Yes, you can! If you can’t find Persian noodles (Reshteh), linguine or any flat noodle will work just fine. Just make sure to check the cooking time, as it may vary. Enjoy personalizing your Persian Noodle Soup Recipe with flavors that suit your taste!

Savory Persian Noodle Soup Recipe for Cozy Nights
Ingredients
Equipment
Method
- In a large pot, heat 2 tablespoons of olive oil over medium heat. Add 1 diced yellow onion and sauté for about 5 minutes until soft and golden.
- Stir in 3 minced garlic cloves and 1 teaspoon of turmeric, cooking for 1-2 minutes until fragrant.
- Pour in 8 cups of vegetable broth and then add 1 cup each of rinsed lentils, chickpeas, navy beans, and kidney beans. Bring to a boil, then simmer for about 20 minutes.

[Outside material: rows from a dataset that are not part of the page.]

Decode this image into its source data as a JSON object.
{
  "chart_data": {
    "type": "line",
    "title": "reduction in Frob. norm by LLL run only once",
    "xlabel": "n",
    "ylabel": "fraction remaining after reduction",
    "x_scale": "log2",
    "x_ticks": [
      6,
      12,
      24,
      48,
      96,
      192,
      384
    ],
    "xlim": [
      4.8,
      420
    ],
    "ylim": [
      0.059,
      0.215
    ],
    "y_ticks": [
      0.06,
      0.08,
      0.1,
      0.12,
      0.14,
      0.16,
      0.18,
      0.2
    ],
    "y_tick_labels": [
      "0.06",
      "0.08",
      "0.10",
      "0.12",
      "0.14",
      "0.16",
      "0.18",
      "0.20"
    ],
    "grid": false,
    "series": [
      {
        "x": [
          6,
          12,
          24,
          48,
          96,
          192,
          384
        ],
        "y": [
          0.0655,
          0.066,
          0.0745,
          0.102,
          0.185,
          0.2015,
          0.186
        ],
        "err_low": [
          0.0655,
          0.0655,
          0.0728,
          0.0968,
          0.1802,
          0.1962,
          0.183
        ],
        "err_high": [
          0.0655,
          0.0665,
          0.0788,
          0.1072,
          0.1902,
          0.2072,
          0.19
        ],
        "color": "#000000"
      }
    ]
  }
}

- Add 2 cups of Persian noodles to the boiling broth mixture. Cook for an additional 10 minutes, or until the noodles are tender.
- Fold in 4 cups of chopped fresh spinach, along with 1 cup each of chopped cilantro, parsley, and dill. Let it simmer for another 5-7 minutes.
- Season with salt and pepper to taste. Serve topped with sour cream or yogurt and fried onions.